それが突然、一緒に生活することになったのです。激怒していた私ですが、おかまいなしに無邪気に近寄ってくる「そこに在る命」の力は大きくて、1ヶ月経つ頃には、すっかりほだされていました。恐る恐る触っていたのが、気がつくと毎日一緒に散歩に行き、我が子のように見つめる自分がいたのです。私自身がこの心境の変化に一番驚きました。まだこんなにも変われる自分がいたのか、と。
生き物や人との距離って、人それぞれ違うものだとは理解しているつもりでしたし、変化するものだともわかっていました。ただ、この変化を自分ごととして実感すると、新しい世界に触れる楽しさにわくわくするのです。あまりに調子に乗って、ちょっとお知り合いになった柴犬さんをなでようとしたところ、がぶりと軽く手首を噛まれ、相手の距離感を大切にすることを見失っていたと思い知らされるのでした。

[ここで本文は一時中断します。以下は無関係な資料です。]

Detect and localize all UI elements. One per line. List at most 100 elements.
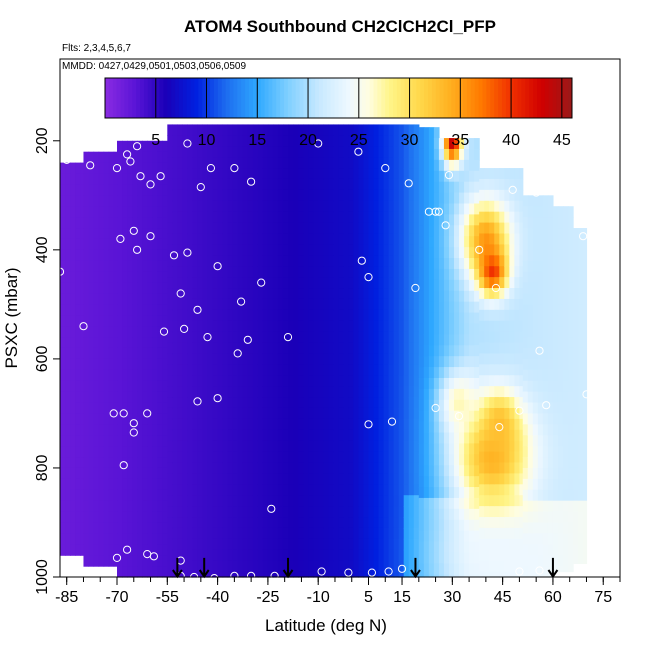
heat-cell: [75, 478, 81, 491]
heat-cell: [93, 282, 100, 295]
heat-cell: [172, 222, 178, 235]
heat-cell: [333, 517, 339, 529]
sample-point: [535, 566, 544, 575]
heat-cell: [65, 315, 71, 327]
heat-cell: [227, 157, 234, 169]
heat-cell: [197, 320, 204, 333]
heat-cell: [378, 397, 385, 409]
heat-cell: [469, 574, 475, 578]
heat-cell: [242, 495, 249, 507]
heat-cell: [413, 560, 420, 573]
heat-cell: [132, 413, 138, 425]
heat-cell: [167, 473, 173, 485]
heat-cell: [293, 168, 299, 180]
heat-cell: [443, 497, 450, 510]
heat-cell: [212, 168, 219, 180]
heat-cell: [368, 517, 375, 529]
heat-cell: [469, 443, 475, 455]
heat-cell: [479, 451, 485, 464]
heat-cell: [499, 429, 505, 442]
heat-cell: [527, 391, 534, 404]
sample-point: [237, 297, 246, 306]
heat-cell: [484, 440, 490, 453]
heat-cell: [388, 331, 395, 344]
heat-cell: [578, 337, 584, 349]
heat-cell: [438, 421, 445, 434]
heat-cell: [542, 206, 549, 218]
heat-cell: [262, 277, 269, 289]
heat-cell: [202, 168, 209, 180]
heat-cell: [348, 244, 355, 256]
heat-cell: [272, 560, 279, 573]
heat-cell: [393, 168, 400, 180]
heat-cell: [368, 211, 375, 224]
heat-cell: [75, 511, 81, 524]
heat-cell: [358, 320, 365, 333]
heat-cell: [267, 266, 274, 278]
heat-cell: [217, 255, 224, 267]
heat-cell: [378, 298, 385, 311]
heat-cell: [117, 478, 123, 491]
heat-cell: [222, 407, 229, 420]
heat-cell: [202, 288, 209, 300]
heat-cell: [303, 549, 309, 562]
heat-cell: [479, 189, 485, 202]
heat-cell: [489, 288, 495, 300]
heat-cell: [578, 533, 584, 545]
heat-cell: [313, 168, 319, 180]
heat-cell: [103, 424, 110, 436]
heat-cell: [454, 377, 460, 390]
heat-cell: [552, 293, 559, 305]
heat-cell: [368, 342, 375, 355]
heat-cell: [557, 544, 564, 556]
heat-cell: [162, 413, 168, 425]
heat-cell: [108, 380, 115, 393]
heat-cell: [182, 157, 189, 169]
heat-cell: [177, 200, 183, 213]
heat-cell: [448, 563, 455, 575]
heat-cell: [313, 288, 319, 300]
heat-cell: [122, 380, 128, 393]
heat-cell: [88, 457, 95, 469]
heat-cell: [514, 233, 520, 245]
heat-cell: [272, 266, 279, 278]
heat-cell: [212, 309, 219, 322]
heat-cell: [80, 249, 85, 262]
sample-point: [247, 177, 256, 186]
heat-cell: [187, 571, 194, 578]
heat-cell: [353, 549, 360, 562]
heat-cell: [433, 181, 440, 194]
heat-cell: [557, 249, 564, 262]
heat-cell: [353, 288, 360, 300]
heat-cell: [192, 320, 199, 333]
heat-cell: [187, 222, 194, 235]
heat-cell: [80, 522, 85, 534]
heat-cell: [167, 211, 173, 224]
heat-cell: [403, 560, 410, 573]
heat-cell: [358, 353, 365, 365]
heat-cell: [293, 211, 299, 224]
heat-cell: [433, 563, 440, 575]
heat-cell: [187, 331, 194, 344]
heat-cell: [152, 304, 158, 316]
heat-cell: [187, 473, 194, 485]
heat-cell: [333, 440, 339, 453]
heat-cell: [383, 397, 390, 409]
heat-cell: [464, 519, 470, 532]
heat-cell: [152, 151, 158, 164]
heat-cell: [103, 217, 110, 229]
heat-cell: [237, 386, 244, 398]
heat-cell: [308, 375, 314, 387]
heat-cell: [282, 560, 289, 573]
heat-cell: [504, 211, 510, 224]
heat-cell: [257, 527, 264, 540]
heat-cell: [448, 388, 455, 401]
sample-point: [270, 571, 279, 581]
heat-cell: [207, 146, 214, 158]
heat-cell: [293, 440, 299, 453]
heat-cell: [147, 555, 153, 567]
colorbar-cell: [525, 78, 530, 118]
heat-cell: [222, 484, 229, 496]
heat-cell: [398, 331, 405, 344]
heat-cell: [167, 429, 173, 442]
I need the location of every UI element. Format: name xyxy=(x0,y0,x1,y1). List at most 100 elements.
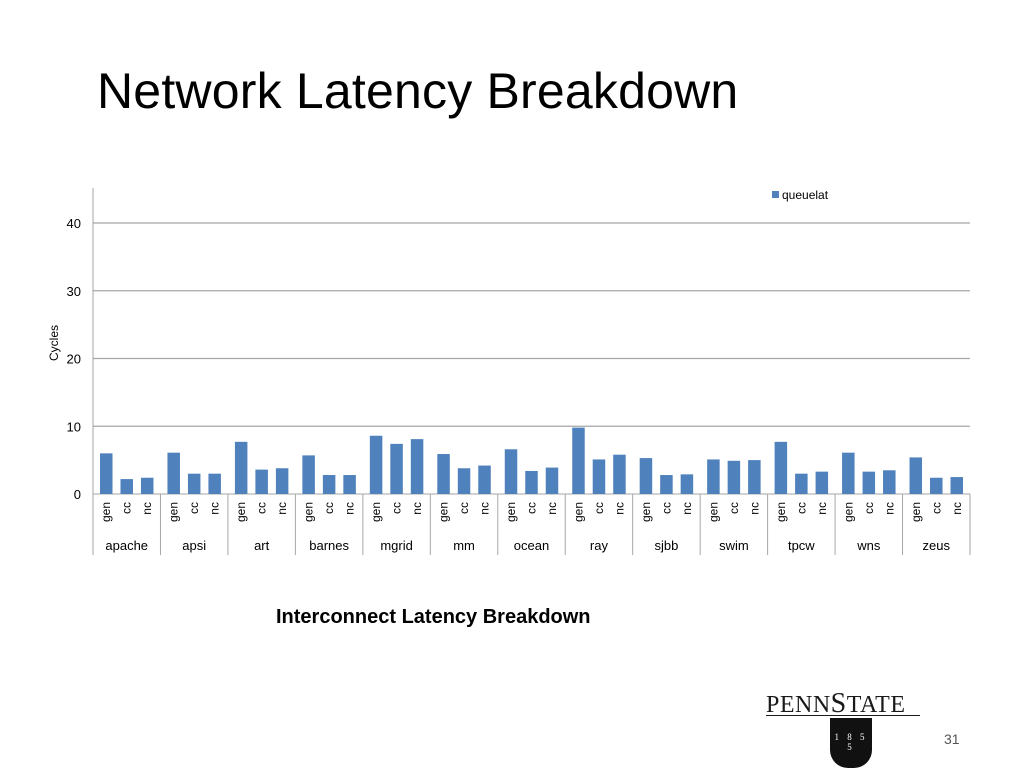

まだまだ飼い犬以外の生き物とふれあうには壁がありますが、テレビや道ばたで見る動物さえも、今までとは違って見え、感情移入することも多くなりました。 犬が大好きな先輩先生に「いつかは先立つ命。生きている間を幸せに過ごせるように一生懸命お世話することだよ。」と教えていただいたことを胸に、今日も眠い目をこすりながら、散歩に行きます。